Je ne vous aime pas. Je n’en connais pas beaucoup qui vous aiment, c’est vrai, mais moi, je vous hais copieusement. Je vous hais parce que vous faites cesser la lumière, alors que je suis amoureux de la lumière. Quand il n’y a plus de lumière, il n’y a plus, non plus, de reflets. Je ne peux pas vivre sans reflets.

 

Chez vous, il n’y a pas d’odeurs. Je suis tellement sensible aux odeurs, comment ferais-je pour accepter de venir chez vous ? Au vrai, il y a votre odeur. Lorsqu’on l’a sentie une fois, on ne l’oublie jamais plus. C’est toujours la même. Une odeur fade, fade, persistante et douce, mais terriblement triste (bien sûr, une odeur peut être triste.) C’est bien l’odeur de la mort, aucun doute. C’est votre fragrance, la plus détestable de toutes, un parfum de misère douceâtre et tiède, implacablement définitive. Elle est accompagnée par le bruit des vis qu’on serre définitivement en fermant le cercueil.

 

On vous a trop chantée, trop mise en poèmes. On a fait sur vous trop de littérature. Vous êtes un thème bien trop important à mon goût. Il est temps que cela cesse et qu’on vous déteste sans jamais plus broder autour de ce sentiment.

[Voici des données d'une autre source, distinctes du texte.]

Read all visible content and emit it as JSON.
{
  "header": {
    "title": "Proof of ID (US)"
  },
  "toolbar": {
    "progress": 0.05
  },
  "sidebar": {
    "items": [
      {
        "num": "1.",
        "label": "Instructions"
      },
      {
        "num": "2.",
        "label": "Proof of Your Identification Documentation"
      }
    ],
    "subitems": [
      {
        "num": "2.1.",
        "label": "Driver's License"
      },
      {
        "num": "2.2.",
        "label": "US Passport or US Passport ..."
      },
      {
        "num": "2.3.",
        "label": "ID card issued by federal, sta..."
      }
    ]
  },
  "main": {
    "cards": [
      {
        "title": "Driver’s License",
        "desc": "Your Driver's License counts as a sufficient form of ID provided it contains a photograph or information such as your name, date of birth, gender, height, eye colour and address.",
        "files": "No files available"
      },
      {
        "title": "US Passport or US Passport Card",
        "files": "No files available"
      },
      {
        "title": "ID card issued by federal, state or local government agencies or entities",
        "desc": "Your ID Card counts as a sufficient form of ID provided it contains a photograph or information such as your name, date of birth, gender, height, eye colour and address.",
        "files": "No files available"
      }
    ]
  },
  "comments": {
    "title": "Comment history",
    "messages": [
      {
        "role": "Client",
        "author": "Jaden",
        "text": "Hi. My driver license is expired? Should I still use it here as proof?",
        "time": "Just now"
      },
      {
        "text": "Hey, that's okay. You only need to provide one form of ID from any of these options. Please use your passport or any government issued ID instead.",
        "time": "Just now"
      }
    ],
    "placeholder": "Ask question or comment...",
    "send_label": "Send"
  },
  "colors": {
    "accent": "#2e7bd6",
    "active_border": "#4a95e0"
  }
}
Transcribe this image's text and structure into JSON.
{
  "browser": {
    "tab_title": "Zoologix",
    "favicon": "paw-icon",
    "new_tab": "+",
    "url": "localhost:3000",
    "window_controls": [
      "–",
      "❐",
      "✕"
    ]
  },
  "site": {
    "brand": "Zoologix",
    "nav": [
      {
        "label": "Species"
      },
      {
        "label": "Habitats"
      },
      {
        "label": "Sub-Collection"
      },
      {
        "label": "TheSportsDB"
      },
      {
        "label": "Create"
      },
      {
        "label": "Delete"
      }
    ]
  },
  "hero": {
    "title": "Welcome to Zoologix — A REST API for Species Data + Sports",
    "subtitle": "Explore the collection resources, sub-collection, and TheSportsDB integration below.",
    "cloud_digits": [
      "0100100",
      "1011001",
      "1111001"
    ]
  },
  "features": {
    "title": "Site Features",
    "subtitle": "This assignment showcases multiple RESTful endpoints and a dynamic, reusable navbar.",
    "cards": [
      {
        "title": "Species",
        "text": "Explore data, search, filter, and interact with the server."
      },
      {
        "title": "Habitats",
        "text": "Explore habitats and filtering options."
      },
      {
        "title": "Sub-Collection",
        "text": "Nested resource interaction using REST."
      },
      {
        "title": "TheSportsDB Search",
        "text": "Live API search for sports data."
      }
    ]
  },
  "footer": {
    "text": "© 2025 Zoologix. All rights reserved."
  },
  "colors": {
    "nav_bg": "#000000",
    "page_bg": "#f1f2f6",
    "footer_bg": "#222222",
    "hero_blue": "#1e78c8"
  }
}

Ce que je fais ici, c’est encore de la littérature, me direz-vous. Pas du tout. Je vous crache dessus. Vous êtes horrible, une truie – et encore, les truies, c’est vivant et ça donne la vie.

 

Et puis, ces métaphores, sans cesse : le dernier repos, le dernier sommeil, toutes ces choses inutiles, ces figures de style d’ailleurs pas très stylées. C’est médiocre, minable. C’est fait pour conjurer des craintes légitimes, qui n’osent se dire et vous peignent alors sous des traits presque artistiques. Bah ! Vous ne valez pas cette peine. Allez, crevez, mais crevez ! Loin de moi, si possible.

 

Franchement, qui est allé vous inventer ? Quelle idée de faire ce métier ! Vous n’avez rien trouvé de mieux ? Même les contractuelles qui passent leur journée à distribuer des contraventions me paraissent, au moins par comparaison, plus utiles que vous. À quoi servez-vous ? Sans parler du fait, vraiment inacceptable celui-là, que vous emportez toujours les gens bien. Vous emportez tout le monde, je le sais. Les uns et les autres. Mais les ordures vivent longtemps et les gens bien sont tués jeunes. C’est indéniable. Ne mentez pas. Pourquoi faites-vous ça ? Parce que vous êtes vieille vous-même, et vieille depuis toujours… Alors, vous êtes jalouse, c’est cela. Et vous fauchez jeunes les gens intelligents et généreux. Vous êtes aussi gracieuse qu’un horodateur. Vous avez les yeux du sérieux, dans lesquels je voudrais, à mon tour, éteindre la lumière.